Freely falling observer in Schwarzschild metric

Question

I was looking at this question about non coordinate basis: https://www.physicsforums.com/threads/noncoordinate-basis.102902/

In answer number 4 the orthonormal basis for a free-falling observer in the Schwarzschild metric is given, I'm trying to derive this basis but I haven't been able to do this. The basis for an observer with constant $r$, $\theta$, $\phi$ is also given by I already understand how to obtain this.

For the free-falling observer we have coordinates $t'$, $r'$, $\theta'$, $\phi'$ Since it's radially falling then we have $$\frac{\partial}{\partial t'} = \frac{\partial t}{\partial t'} \frac{\partial}{\partial t} + \frac{\partial r}{\partial t'}\frac{\partial}{\partial r}$$

We can evaluate $\frac{\partial}{\partial t'} \otimes \frac{\partial}{\partial t'}$ into the metric given in the link

$$\mathbf{g}=\left( 1-\frac{2M}{r}\right) \mathbf{dt}\otimes\mathbf{dt}-\left( 1-\frac{2M}{r}\right) ^{-1}\mathbf{dr}\otimes\mathbf{dr}-r^{2}\left( \sin^{2}\theta\mathbf{d\theta}\otimes\mathbf{d \theta}+\mathbf{d\phi}\otimes\mathbf{d\phi}\right).$$

We obtain then the equation: $$1 = \left( 1-\frac{2M}{r} \right) \left( \frac{\partial t}{\partial t'} \right)^2 - \left( 1-\frac{2M}{r} \right)^{-1} \left( \frac{\partial r}{\partial t'} \right)^2$$

And from the geodesic equation we can deduce

$$\frac{\partial t}{\partial t'} = -\frac{C}{\left(1-\frac{2M}{r} \right)} $$

From here I see that if I take $C = 1$ and then replace in the equation from before I obtain

$$\mathbf{e}_{0}^{\prime} =\left( 1-\frac{2M}{r} \right)^{-1} \frac{\partial}{\partial t}-\left( \frac{2M}{r} \right)^{\frac{1}{2}}\frac{\partial}{\partial r}$$

Then i'm stuck for the $r'$ coordinate since I don't have a geodesic equation for it.
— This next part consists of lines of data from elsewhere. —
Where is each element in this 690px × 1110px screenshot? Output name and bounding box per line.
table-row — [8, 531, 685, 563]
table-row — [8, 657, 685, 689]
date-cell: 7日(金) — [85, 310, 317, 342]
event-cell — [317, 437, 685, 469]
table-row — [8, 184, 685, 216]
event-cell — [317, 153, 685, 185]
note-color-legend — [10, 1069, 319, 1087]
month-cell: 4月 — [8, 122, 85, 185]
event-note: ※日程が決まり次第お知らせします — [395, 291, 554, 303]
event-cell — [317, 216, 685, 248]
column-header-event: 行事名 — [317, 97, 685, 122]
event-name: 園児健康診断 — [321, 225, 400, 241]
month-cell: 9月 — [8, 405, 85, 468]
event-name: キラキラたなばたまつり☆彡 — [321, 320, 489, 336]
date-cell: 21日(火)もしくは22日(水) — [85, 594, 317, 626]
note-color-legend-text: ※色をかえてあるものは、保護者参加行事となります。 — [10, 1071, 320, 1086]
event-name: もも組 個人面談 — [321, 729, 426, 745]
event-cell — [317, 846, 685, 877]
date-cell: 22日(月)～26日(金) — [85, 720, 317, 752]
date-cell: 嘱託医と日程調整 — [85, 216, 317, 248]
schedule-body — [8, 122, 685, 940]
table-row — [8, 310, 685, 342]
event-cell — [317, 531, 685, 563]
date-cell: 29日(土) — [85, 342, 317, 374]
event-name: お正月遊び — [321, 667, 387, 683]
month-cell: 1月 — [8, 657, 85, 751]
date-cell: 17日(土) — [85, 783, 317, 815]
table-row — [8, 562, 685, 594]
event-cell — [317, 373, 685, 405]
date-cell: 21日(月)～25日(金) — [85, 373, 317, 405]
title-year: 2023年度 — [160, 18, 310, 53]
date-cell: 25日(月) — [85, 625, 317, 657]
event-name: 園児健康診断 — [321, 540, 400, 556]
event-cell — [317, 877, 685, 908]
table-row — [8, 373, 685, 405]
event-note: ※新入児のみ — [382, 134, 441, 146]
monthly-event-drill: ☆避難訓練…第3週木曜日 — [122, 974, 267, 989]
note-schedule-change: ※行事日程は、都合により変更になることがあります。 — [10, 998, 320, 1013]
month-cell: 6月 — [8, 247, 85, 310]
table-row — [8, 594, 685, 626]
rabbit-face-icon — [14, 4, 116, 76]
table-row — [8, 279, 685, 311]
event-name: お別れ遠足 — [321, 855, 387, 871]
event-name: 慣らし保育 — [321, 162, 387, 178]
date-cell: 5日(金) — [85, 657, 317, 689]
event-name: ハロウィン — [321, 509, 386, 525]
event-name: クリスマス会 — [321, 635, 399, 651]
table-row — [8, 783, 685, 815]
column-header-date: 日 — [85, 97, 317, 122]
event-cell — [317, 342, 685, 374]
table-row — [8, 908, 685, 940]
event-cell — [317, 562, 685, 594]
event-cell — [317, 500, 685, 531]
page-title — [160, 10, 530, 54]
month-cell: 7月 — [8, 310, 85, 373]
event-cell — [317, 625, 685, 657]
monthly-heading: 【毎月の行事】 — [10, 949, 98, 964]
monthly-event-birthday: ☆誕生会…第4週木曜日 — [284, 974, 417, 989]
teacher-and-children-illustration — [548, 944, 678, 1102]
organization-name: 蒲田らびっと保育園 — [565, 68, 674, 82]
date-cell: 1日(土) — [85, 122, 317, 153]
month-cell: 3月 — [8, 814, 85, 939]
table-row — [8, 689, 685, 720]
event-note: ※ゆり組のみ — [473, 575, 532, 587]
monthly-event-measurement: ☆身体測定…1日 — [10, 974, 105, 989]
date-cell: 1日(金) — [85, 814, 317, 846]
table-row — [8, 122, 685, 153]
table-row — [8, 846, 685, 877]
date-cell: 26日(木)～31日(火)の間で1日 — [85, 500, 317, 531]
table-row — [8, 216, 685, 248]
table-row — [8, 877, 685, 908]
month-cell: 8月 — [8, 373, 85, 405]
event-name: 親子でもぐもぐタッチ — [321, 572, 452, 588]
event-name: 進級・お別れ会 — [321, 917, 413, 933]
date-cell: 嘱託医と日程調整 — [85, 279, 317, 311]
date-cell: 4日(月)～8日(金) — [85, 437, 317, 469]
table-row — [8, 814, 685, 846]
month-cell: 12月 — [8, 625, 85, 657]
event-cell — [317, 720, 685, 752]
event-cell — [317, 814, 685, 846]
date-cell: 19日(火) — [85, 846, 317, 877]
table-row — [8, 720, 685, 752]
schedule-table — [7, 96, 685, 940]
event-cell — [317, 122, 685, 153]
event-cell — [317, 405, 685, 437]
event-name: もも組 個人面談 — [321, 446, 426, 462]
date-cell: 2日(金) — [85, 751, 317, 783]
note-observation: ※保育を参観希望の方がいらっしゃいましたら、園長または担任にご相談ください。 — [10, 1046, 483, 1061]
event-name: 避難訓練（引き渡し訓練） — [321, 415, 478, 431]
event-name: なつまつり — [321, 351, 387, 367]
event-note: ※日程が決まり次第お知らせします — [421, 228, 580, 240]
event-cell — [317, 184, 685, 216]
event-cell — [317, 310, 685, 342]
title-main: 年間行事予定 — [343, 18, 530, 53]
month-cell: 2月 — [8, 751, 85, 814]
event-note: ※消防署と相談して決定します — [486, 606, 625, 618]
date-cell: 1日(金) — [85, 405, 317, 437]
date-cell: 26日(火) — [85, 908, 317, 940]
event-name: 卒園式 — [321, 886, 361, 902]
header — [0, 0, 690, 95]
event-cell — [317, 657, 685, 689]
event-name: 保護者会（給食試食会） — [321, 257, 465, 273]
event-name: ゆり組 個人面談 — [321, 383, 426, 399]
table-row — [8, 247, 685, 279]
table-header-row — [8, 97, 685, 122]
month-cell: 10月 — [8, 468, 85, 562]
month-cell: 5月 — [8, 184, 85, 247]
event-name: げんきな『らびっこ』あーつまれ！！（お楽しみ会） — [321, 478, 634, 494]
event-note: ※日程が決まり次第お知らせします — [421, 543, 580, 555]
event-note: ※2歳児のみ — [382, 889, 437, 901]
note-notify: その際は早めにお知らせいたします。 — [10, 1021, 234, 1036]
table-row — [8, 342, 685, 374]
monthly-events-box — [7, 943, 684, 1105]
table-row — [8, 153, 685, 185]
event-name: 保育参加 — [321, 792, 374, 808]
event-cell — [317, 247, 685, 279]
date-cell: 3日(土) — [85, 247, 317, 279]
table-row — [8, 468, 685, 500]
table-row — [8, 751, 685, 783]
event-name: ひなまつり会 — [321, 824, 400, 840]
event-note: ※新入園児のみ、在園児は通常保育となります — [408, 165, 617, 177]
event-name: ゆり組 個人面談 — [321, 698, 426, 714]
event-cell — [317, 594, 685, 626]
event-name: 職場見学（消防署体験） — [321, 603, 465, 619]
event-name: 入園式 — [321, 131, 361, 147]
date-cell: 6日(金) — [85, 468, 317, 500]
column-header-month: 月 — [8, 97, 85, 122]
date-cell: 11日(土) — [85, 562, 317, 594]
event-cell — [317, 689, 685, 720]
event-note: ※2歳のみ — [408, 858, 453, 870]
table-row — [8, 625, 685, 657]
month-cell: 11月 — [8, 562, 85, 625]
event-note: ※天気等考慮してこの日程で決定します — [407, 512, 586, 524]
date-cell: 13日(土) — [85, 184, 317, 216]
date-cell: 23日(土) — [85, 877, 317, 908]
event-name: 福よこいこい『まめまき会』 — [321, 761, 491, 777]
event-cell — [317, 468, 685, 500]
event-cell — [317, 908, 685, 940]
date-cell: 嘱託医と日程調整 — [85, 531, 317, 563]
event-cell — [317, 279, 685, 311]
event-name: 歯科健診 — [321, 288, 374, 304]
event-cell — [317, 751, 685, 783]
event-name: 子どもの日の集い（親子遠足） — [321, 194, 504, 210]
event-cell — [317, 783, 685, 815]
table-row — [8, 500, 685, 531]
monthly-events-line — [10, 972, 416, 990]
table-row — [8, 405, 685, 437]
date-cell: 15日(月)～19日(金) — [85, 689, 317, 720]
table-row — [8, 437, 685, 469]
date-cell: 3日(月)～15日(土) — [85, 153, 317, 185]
Also I'm not sure I can assume $C=1$. Is there an standard way to solve this? any help with this is appreciated.

Answer 1

Let us consider the Schwarzschild metric, assuming as signature convention the negative sign on the time-time component of the metric.
$ds^2 = -g dt^2 + g^{-1} dr^2 + r^2 (d\theta^2 + \sin^2 \theta d\phi^2)$
where:
$G = 1$
$c = 1$
$g = (1 - 2M/r)$

We have three reference frames:
Schwarzschild with coordinates $(t, r, \theta, \phi)$
Stationary observer with coordinates $(\tau, r_{stat}, \theta_{stat}, \phi_{stat})$
Free falling observer with coordinates $(t', r', \theta', \phi')$

Stationary observer at constant $r$, $\theta$ and $\phi$
The time basis is built on the four-velocity $U_{stat} = \partial_\tau = dt / d\tau \partial_t$, with $dt / d\tau = g^{-1/2}$, giving $e_0 = \partial_\tau = g^{-1/2} \partial_t$. It is normalized with squared norm = $-1$. The radial basis is built as $\partial_r$ then normalized with squared norm = $+1$, giving $e_1 = \partial_{r_{stat}} = g^{1/2} \partial_r$. That is
$e_0 = (1 - 2M/r)^{-1/2} \partial_t$
$e_1 = (1 - 2M/r)^{1/2} \partial_r$
The $e_0$ and $e_1$ are orthonormal.

Free falling observer from rest at infinity
It is a radial path, that is at constant $\theta$ and $\phi$. You can relate the free falling frame to the stationary frame with the Lorentz transformation
$\tau = \gamma t' + \gamma v r'$
$r_{stat} = \gamma v t' + \gamma r' $
$v = -(2M/r)^{1/2}$
The velocity $v$ is got by comparing the energy of the free falling as measured by the stationary observer calculated both as $E = -p_\mu U_{stat}^\mu$ and as $E = \gamma m$ with $\gamma = (1 - v^2)^{-1/2}$.
The relation between the partial derivatives is
$\partial_{t'} = \partial \tau / \partial t' \partial_\tau + \partial r_{stat} / \partial t' \partial_{r_{stat}}$
$\partial_{r'} = \partial \tau / \partial r' \partial_\tau + \partial r_{stat} / \partial r' \partial_{r_{stat}}$
where:
$\partial \tau / \partial t' = \gamma$
$\partial r_{stat} / \partial t' = \gamma v$
$\partial \tau / \partial r' = \gamma v$
$\partial r_{stat} / \partial r' = \gamma$
As you have
$e'_0 = \partial_{t'}$
$e'_1 = \partial_{r'}$
you can write
$e'_0 = \gamma e_0 + \gamma v e_1$
$e'_1 = \gamma v e_0 + \gamma e_1$
expressing against $\partial_t$ and $\partial_r$
$e'_0 = \gamma g^{-1/2} \partial_t + \gamma v g^{1/2} \partial_r$
$e'_1 = \gamma v g^{-1/2} \partial_t + \gamma g^{1/2} \partial_r$
and remembering that
$\gamma = g^{-1/2}$
$g = (1 - 2M/r)$
$v = -(2M/r)^{1/2}$
we have
$e'_0 = g^{-1} \partial_t + v \partial_r = (1 - 2M/r)^{-1} \partial_t - (2M/r)^{1/2} \partial_r$
$e'_1 = v g^{-1} \partial_t + \partial_r = -(2M/r)^{1/2} (1 - 2M/r)^{-1} \partial_t + \partial_r$
The $e'_0$ and $e'_1$ are orthonormal as well.
Note:
To complete the orthonormal basis, we have also
$e_2 = e'_2 = 1 / r \partial_\theta$
$e_3 = e'_3 = 1 / (r \sin \theta) \partial_\phi$